Last week, after speaking at a meeting in Orange Beach, Governor Kay Ivey said, "I think everybody would be happy if there were no toll at all, but we have to find a way to pay for the bridge. What do you suggest?"
Monday, Congressman Bradley Byrne said, "We're going to put together a proposal. She's asked for it and I think we should give her that."
Byrne made that announcement before a town hall meeting in Atmore.
He said he wants to meet with legislators to come up with ideas for Governor Ivey, but again suggested using money the federal government pays to states for oil royalties, called "Go Mesa" money.
Byrne said, "Get the scope of the project down, take $125 million dollars in INFRA grant money (Infrastructure for Rebuilding America), bond the GOMESA money, and they can take some of the $800 million dollars the federal government sends to them every year for highways."
When asked if he had a timetable when that proposal might be ready, "Sooner rather than later.

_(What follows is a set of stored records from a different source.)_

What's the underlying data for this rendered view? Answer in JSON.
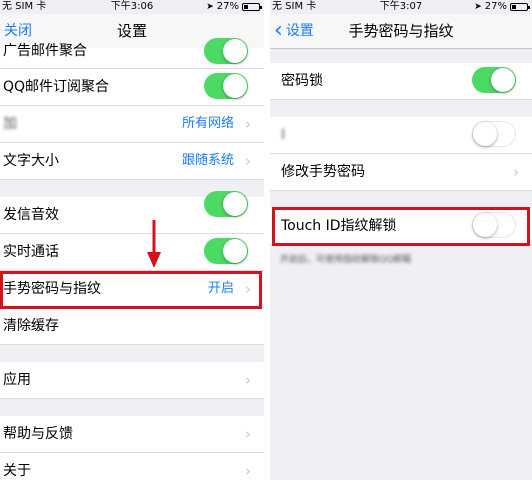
{
  "left": {
    "status": {
      "carrier": "无 SIM 卡",
      "time": "下午3:06",
      "battery": "27%",
      "battery_level": 0.27
    },
    "nav": {
      "back": "关闭",
      "title": "设置"
    },
    "rows": {
      "mail_aggregate": "广告邮件聚合",
      "qq_subscribe": "QQ邮件订阅聚合",
      "download": "加",
      "download_value": "所有网络",
      "font_size": "文字大小",
      "font_size_value": "跟随系统",
      "notify_sound": "发信音效",
      "realtime": "实时通话",
      "gesture": "手势密码与指纹",
      "gesture_value": "开启",
      "clear_cache": "清除缓存",
      "apps": "应用",
      "help": "帮助与反馈",
      "about": "关于"
    }
  },
  "right": {
    "status": {
      "carrier": "无 SIM 卡",
      "time": "下午3:07",
      "battery": "27%",
      "battery_level": 0.27
    },
    "nav": {
      "back": "设置",
      "title": "手势密码与指纹"
    },
    "rows": {
      "passcode": "密码锁",
      "show_track": "I",
      "change_gesture": "修改手势密码",
      "touch_id": "Touch ID指纹解锁"
    },
    "footer_note": "开启后，可使用指纹解锁QQ邮箱"
  },
  "colors": {
    "accent": "#1a7cf6",
    "switch_on": "#4cd964",
    "highlight": "#d4111d"
  }
}
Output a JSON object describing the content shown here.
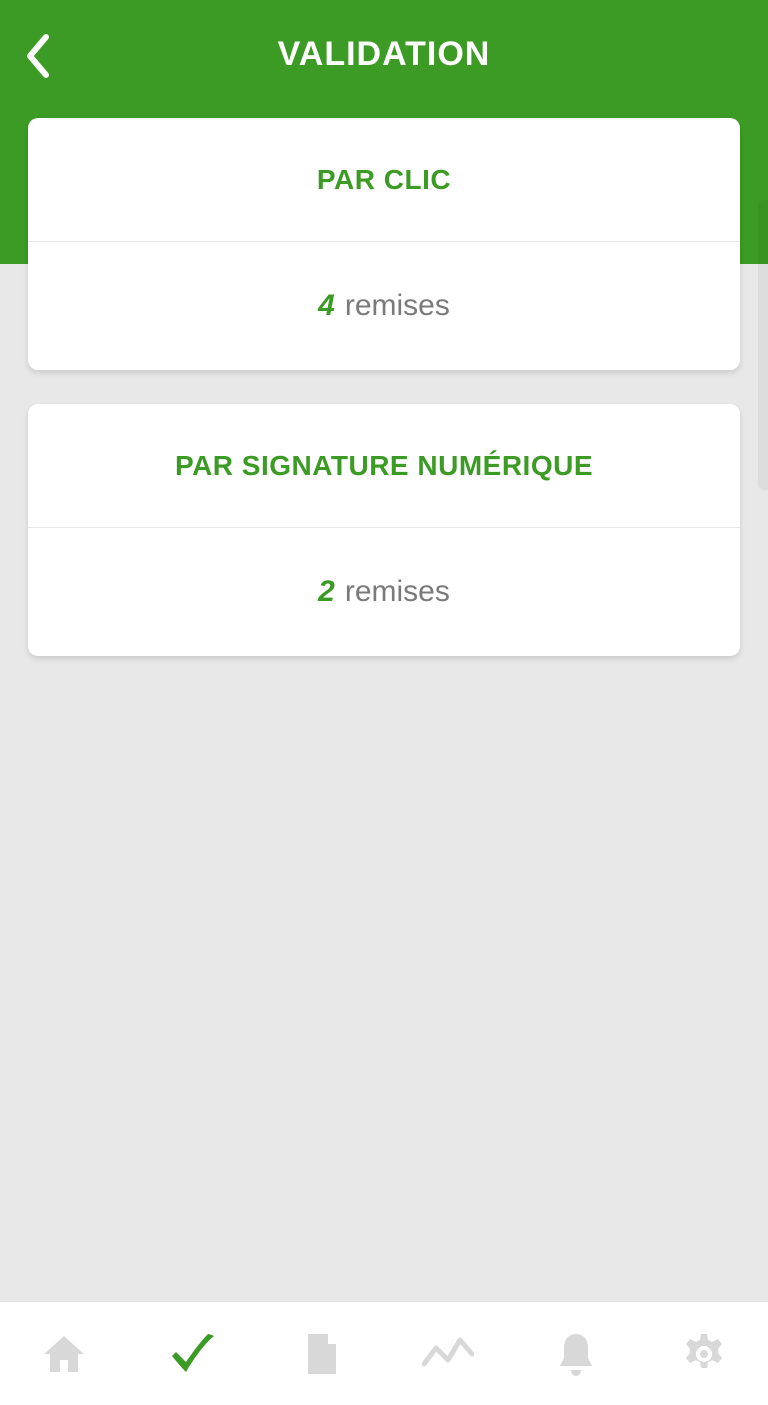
{
  "header": {
    "title": "VALIDATION"
  },
  "cards": [
    {
      "title": "PAR CLIC",
      "count": "4",
      "unit": "remises"
    },
    {
      "title": "PAR SIGNATURE NUMÉRIQUE",
      "count": "2",
      "unit": "remises"
    }
  ],
  "tabs": {
    "home": "home-icon",
    "validate": "check-icon",
    "document": "document-icon",
    "activity": "activity-icon",
    "alerts": "bell-icon",
    "settings": "gear-icon",
    "active": "validate"
  },
  "colors": {
    "brand": "#3b9b24",
    "bg": "#e8e8e8",
    "muted": "#d8d8d8",
    "text_muted": "#7a7a7a"
  }
}
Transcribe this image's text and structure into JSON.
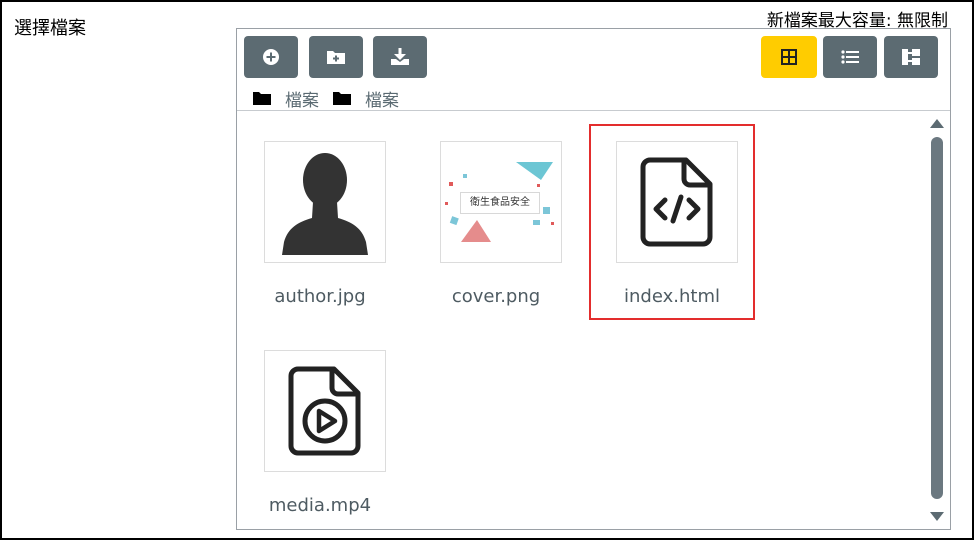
{
  "header": {
    "select_label": "選擇檔案",
    "max_size_label": "新檔案最大容量: 無限制"
  },
  "toolbar": {
    "buttons": [
      {
        "name": "add",
        "icon": "plus-circle-icon"
      },
      {
        "name": "new-folder",
        "icon": "folder-plus-icon"
      },
      {
        "name": "download",
        "icon": "download-icon"
      }
    ],
    "views": [
      {
        "name": "grid",
        "icon": "grid-view-icon",
        "active": true
      },
      {
        "name": "list",
        "icon": "list-view-icon",
        "active": false
      },
      {
        "name": "tree",
        "icon": "tree-view-icon",
        "active": false
      }
    ],
    "active_color": "#ffcc00",
    "button_color": "#5c6b72"
  },
  "breadcrumb": [
    {
      "label": "檔案",
      "icon": "folder-icon"
    },
    {
      "label": "檔案",
      "icon": "folder-icon"
    }
  ],
  "files": [
    {
      "name": "author.jpg",
      "icon": "person-silhouette-icon",
      "selected": false
    },
    {
      "name": "cover.png",
      "icon": "image-thumbnail",
      "thumb_text": "衛生食品安全",
      "selected": false
    },
    {
      "name": "index.html",
      "icon": "code-file-icon",
      "selected": true
    },
    {
      "name": "media.mp4",
      "icon": "video-file-icon",
      "selected": false
    }
  ],
  "selection_color": "#e32d2d"
}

A lot sooner rather than later."
Earlier in the day, Byrne held a town hall meeting in Grand Bay where anti-toll proponent and state auditor Jim Zeigler made a request: ask Governor Ivey to stop the toll project, look at state money for funding, and "instead, to look at other funding from a federal infrastructure bill that passed unanimously in a U.S. Senate committee on July 30th."
Those who attended the meeting also expressed their thoughts on tolls.
Fletcher Hayes of Grand Bay said, "It would put too much pressure on the people of this county and Baldwin County and the people of the surrounding area that lives here."
Frank Williamson of Grand Bay said, "Probably necessary to get it built, but I won't be using it so it don't really matter to me."
Penny Garcia of Grand Bay said, "I think the tolls should not be allowed. Our taxes pay our roads."
While we wait to hear more about Congressman Byrne's proposal, Zeigler said there will be a meeting Thursday night sponsored by a group called the Common Sense Campaign so people can talk about how the toll plan would affect their families, and state lawmakers can listen.